Of course, when you look over Butler’s CV you realise he’s done far more than hunky swagger-and-smile and run-you-through-with-a-spear, as he’s quick to point out. “It’s not like I’ve only played particularly masculine roles before or since then,” the 43-year-old says. “I’ve played some crazy roles, I’ve played some funny roles. But I hadn’t played some great conquering hero until Attila. It’s only since then I’ve gone on to play these epic roles that are exceptionally masculine.”

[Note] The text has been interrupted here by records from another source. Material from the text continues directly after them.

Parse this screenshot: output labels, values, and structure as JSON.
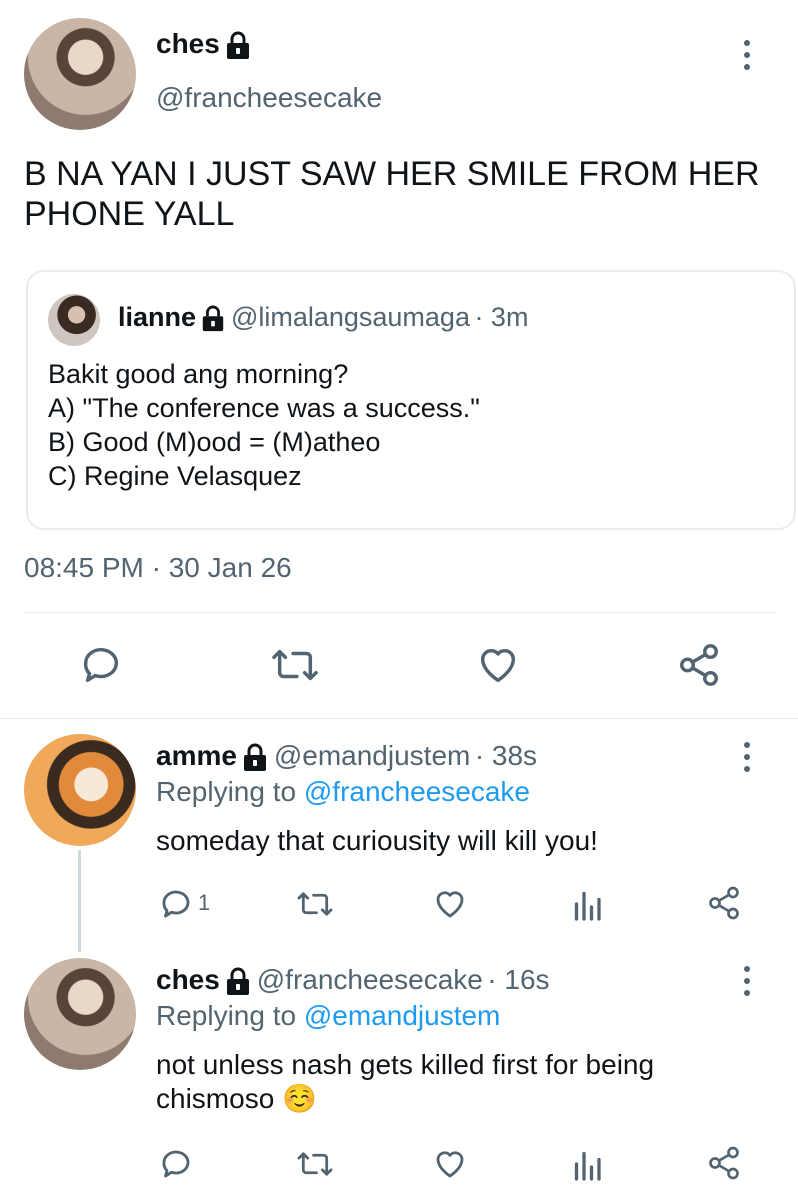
{
  "main_tweet": {
    "display_name": "ches",
    "handle": "@francheesecake",
    "text": "B NA YAN I JUST SAW HER SMILE FROM HER PHONE YALL",
    "timestamp": "08:45 PM · 30 Jan 26"
  },
  "quoted": {
    "display_name": "lianne",
    "handle": "@limalangsaumaga",
    "time": "· 3m",
    "text": "Bakit good ang morning?\nA) \"The conference was a success.\"\nB) Good (M)ood = (M)atheo\nC) Regine Velasquez"
  },
  "replies": [
    {
      "display_name": "amme",
      "handle": "@emandjustem",
      "time": "· 38s",
      "replying_prefix": "Replying to",
      "replying_to": "@francheesecake",
      "text": "someday that curiousity will kill you!",
      "reply_count": "1"
    },
    {
      "display_name": "ches",
      "handle": "@francheesecake",
      "time": "· 16s",
      "replying_prefix": "Replying to",
      "replying_to": "@emandjustem",
      "text": "not unless nash gets killed first for being chismoso ☺️",
      "reply_count": ""
    }
  ],
  "colors": {
    "text": "#0f1419",
    "secondary": "#536471",
    "accent": "#1d9bf0",
    "border": "#e6ecf0"
  },
  "icons": [
    "lock-icon",
    "more-icon",
    "reply-icon",
    "retweet-icon",
    "like-icon",
    "share-icon",
    "analytics-icon"
  ]
}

By now we’re certain he won’t respond kindly to words like ‘beefcake’. Like most actors known for their good looks, Butler wants to be remembered for what’s underneath. In fact, it seems the rest of us see a different exterior than the one he looks at in the mirror every morning.
“I actually don’t think people see me as this macho figure until somebody brings it up. Now you’ve mentioned it I say to myself ‘okay, is that how people see me?’ I don’t want to just be seen as that hunk or lump of meat. After 300 I was being offered a lot of money to do action movies and it was a dangerous time because I don’t want to be that action guy. But I guess people are going to see you as they’re going to see you and there’s not a massive amount you can do about that except get on with it.”
Not that Butler hasn’t tried to break out of whatever typecasting Hollywood has tried to force on him. Since his first big-screen appearance frolicking in the freezing Scottish surf as Billy Connolly’s brother in Her Majesty Mrs Brown, he happens to have played some very iconic characters, from Dracula to the Phantom of the Opera. He’s also done a kids’ film (Nim’s Island, 2008), voice work (How To Train Your Dragon, 2010) and Shakespeare (Coriolanus, 2011).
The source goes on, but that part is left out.